One hot encoding with ambiguitiy (nucleotide sequences)-CodePudding

Nucleotide sequences (or DNA sequences) generally are comprised of 4 bases: ATGC which makes for a very nice, easy and efficient way of encoding this for machine learning purposes.

sequence = AAATGCC
ohe_sequence = [[1, 0, 0, 0], [1, 0, 0, 0], [1, 0, 0, 0], [0, 1, 0, 0], [0, 0, 1, 0], [0, 0, 0, 1], [0, 0, 0, 1]]

But when you take into account RNA sequences and mistakes that can sometimes occur in sequencing machines, the letters UYRWSKMDVHBXN are added... When one-hot encoding this you end up with a matrix of 17 rows of which the last 13 rows are generally all 0's.

This is very inefficient and does not confer the biological meaning that these extra (ambiguous) letters have.

For example:

T and U are interchangeable
Y represents there to be a C or T
N and X represent there to be any of the 4 bases (ATGC)

And so I have made a dictionary that represents this biological meaning

nucleotide_dict = {'A': 'A', 'T':'T', 'U':'T', 'G':'G', 'C':'C', 'Y':['C', 'T'], 'R':['A', 'G'], 'W':['A', 'T'], 'S':['G', 'C'], 'K':['T', 'G'], 'M':['C', 'A'], 'D':['A', 'T', 'G'], 'V':['A', 'G', 'C'], 'H':['A', 'T', 'C'], 'B':['T', 'G', 'C'], 'X':['A', 'T', 'G', 'C'], 'N':['A', 'T', 'G', 'C']}

But I can't seem to figure out how to make an efficient one-hot-encoding script (or wether there is a way to do this with the scikit learn module) that utilizes this dictionary in order to get a result like this:

sequence = ANTUYCC
ohe_sequence = [[1, 0, 0, 0], [1, 1, 1, 1], [0, 1, 0, 0], [0, 1, 0, 0], [0, 1, 0, 1], [0, 0, 0, 1], [0, 0, 0, 1]]

# or even better:
ohe_sequence = [[1, 0, 0, 0], [0.25, 0.25, 0.25, 0.25], [0, 1, 0, 0], [0, 1, 0, 0], [0, 0.5, 0, 0.5], [0, 0, 0, 1], [0, 0, 0, 1]]

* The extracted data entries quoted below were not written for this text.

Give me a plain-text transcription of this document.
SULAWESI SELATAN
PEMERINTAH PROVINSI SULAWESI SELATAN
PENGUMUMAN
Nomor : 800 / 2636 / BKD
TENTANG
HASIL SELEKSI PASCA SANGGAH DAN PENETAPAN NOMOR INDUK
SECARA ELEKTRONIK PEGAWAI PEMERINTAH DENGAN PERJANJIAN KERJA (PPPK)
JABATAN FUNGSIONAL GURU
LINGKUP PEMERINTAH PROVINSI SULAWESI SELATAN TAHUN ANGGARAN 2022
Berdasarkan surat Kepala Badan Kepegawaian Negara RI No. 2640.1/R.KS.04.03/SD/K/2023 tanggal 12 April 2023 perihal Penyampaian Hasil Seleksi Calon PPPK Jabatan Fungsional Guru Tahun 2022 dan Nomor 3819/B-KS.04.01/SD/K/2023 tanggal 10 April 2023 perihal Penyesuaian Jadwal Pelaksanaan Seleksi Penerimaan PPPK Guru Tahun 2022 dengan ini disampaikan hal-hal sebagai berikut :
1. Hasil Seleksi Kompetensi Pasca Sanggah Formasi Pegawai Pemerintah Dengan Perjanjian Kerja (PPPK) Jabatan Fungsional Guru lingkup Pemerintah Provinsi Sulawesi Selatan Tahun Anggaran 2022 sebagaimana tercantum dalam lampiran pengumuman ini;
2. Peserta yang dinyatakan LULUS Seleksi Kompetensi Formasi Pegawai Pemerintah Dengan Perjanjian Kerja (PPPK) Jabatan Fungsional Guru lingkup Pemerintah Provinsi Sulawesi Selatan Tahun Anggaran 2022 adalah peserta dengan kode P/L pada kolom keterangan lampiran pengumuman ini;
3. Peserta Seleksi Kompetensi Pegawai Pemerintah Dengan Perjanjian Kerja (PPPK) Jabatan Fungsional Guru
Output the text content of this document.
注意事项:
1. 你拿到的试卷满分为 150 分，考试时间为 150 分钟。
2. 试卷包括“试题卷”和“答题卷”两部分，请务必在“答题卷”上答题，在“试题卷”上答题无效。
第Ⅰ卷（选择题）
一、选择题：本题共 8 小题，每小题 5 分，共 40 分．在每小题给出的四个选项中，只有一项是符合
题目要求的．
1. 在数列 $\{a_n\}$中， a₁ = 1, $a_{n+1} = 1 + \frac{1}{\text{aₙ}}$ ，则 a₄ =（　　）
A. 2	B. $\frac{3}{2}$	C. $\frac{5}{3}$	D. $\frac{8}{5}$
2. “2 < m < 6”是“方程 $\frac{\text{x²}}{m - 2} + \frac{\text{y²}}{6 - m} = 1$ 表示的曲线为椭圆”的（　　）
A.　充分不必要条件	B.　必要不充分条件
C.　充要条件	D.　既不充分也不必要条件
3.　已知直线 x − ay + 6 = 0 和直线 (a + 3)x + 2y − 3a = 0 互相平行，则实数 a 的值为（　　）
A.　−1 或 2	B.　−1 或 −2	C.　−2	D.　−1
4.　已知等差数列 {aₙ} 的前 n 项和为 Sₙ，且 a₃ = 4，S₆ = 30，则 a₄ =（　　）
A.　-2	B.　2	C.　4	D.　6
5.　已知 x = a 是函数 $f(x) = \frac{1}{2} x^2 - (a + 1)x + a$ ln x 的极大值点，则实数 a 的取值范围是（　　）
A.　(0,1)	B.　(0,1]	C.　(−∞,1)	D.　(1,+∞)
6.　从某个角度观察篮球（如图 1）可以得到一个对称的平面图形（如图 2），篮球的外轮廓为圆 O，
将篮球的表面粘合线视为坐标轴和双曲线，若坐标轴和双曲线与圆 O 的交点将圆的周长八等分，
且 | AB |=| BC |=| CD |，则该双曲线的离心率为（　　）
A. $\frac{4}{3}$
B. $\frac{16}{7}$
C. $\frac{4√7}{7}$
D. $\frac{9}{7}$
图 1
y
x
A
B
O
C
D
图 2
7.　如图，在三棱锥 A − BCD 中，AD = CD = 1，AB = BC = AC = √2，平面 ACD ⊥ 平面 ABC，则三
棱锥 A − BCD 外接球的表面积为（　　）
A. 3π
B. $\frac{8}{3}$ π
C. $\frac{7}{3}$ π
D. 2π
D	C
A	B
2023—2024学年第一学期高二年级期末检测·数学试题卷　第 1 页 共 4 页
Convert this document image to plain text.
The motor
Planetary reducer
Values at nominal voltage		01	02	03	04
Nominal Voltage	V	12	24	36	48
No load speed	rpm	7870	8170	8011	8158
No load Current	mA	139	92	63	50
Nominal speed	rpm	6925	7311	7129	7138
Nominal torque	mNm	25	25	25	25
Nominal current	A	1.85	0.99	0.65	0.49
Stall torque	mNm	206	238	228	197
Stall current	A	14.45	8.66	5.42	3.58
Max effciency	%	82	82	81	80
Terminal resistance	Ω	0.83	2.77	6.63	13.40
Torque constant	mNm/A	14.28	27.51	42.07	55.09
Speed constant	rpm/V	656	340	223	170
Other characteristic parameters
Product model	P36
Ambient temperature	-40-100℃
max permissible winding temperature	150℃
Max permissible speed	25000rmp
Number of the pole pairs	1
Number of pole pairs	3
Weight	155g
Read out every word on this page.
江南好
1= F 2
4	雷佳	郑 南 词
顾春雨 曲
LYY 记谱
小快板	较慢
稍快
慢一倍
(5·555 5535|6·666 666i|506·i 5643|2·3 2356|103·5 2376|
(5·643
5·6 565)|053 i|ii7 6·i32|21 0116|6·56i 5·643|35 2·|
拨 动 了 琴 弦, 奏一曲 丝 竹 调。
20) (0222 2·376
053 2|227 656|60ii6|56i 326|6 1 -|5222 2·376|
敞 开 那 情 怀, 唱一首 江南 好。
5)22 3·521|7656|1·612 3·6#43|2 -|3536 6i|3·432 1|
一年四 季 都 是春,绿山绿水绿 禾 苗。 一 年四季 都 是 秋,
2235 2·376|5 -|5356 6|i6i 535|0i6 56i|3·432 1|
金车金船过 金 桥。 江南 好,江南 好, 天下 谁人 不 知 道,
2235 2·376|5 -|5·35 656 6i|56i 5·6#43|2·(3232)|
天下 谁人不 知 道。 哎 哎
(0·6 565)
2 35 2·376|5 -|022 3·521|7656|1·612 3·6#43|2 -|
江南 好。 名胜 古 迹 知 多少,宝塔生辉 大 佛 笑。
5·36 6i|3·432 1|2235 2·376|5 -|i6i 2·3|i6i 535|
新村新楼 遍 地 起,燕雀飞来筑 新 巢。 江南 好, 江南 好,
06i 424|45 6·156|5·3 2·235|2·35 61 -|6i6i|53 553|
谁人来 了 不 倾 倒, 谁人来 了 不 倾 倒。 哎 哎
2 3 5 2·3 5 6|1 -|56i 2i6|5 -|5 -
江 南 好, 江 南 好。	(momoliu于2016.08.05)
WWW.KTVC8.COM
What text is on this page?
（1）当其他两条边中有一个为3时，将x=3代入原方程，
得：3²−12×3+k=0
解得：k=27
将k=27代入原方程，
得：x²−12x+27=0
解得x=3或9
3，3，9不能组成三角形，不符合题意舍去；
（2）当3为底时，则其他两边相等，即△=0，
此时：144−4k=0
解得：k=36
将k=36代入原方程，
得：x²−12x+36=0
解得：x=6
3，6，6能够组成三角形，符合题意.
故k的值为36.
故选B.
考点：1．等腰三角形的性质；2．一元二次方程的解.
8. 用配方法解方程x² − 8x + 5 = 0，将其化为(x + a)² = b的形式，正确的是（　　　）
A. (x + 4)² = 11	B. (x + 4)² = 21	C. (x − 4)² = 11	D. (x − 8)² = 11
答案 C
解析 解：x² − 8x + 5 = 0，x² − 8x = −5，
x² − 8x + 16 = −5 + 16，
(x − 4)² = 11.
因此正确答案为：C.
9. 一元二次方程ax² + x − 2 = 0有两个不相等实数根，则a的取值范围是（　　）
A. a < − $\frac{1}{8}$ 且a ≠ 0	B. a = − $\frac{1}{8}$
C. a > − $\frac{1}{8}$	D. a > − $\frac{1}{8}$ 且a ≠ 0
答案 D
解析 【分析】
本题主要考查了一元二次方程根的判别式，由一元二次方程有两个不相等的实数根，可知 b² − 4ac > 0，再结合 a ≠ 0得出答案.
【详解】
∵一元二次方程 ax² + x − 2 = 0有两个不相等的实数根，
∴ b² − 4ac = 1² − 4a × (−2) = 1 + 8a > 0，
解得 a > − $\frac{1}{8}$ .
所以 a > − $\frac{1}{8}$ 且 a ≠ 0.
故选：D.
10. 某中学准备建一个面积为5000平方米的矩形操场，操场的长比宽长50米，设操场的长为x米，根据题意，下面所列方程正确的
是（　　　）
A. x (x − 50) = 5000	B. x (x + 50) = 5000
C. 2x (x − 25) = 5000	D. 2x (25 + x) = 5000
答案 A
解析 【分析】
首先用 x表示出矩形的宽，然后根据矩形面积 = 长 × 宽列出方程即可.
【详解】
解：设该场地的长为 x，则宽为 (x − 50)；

CodePudding user response：

This was fun! I think you can do this using a dictionary with the appropriate values. I added the scikit-learn class because you mentioned you were using that. See the transform below:

from sklearn.base import BaseEstimator, TransformerMixin
import numpy as np

nucleotide_dict = {
    "A": [1, 0, 0, 0],
    "G": [0, 1, 0, 0],
    "C": [0, 0, 1, 0],
    "T": [0, 0, 0, 1],
    "U": [0, 0, 0, 1],
    "Y": [0, 0, 1, 1],
    "R": [1, 1, 0, 0],
    "W": [1, 0, 0, 1],
    "S": [0, 1, 1, 0],
    "K": [0, 1, 0, 1],
    "M": [1, 0, 1, 0],
    "D": [1, 1, 0, 1],
    "V": [1, 1, 1, 0],
    "H": [1, 0, 1, 1],
    "B": [0, 1, 1, 1],
    "X": [1, 1, 1, 1],
    "N": [1, 1, 1, 1],
    "-": [0, 0, 0, 0],
}


class NucleotideEncoder(BaseEstimator, TransformerMixin):
    def __init__(self, norm=True):
        self.norm = norm

    def fit(self, X, y=None):
        return self

    def transform(self, X, y=None):
        f1 = lambda a: list(a)
        f2 = lambda g: nucleotide_dict[g]
        f3 = lambda c: list(map(f2, f1(c[0])))
        f4 = lambda t: np.array(f3(t)) / np.sum(np.array(f3(t)), axis=1)[:, np.newaxis]
        f = f3
        if self.norm:
            f = f4
        return np.apply_along_axis(f, 1, X)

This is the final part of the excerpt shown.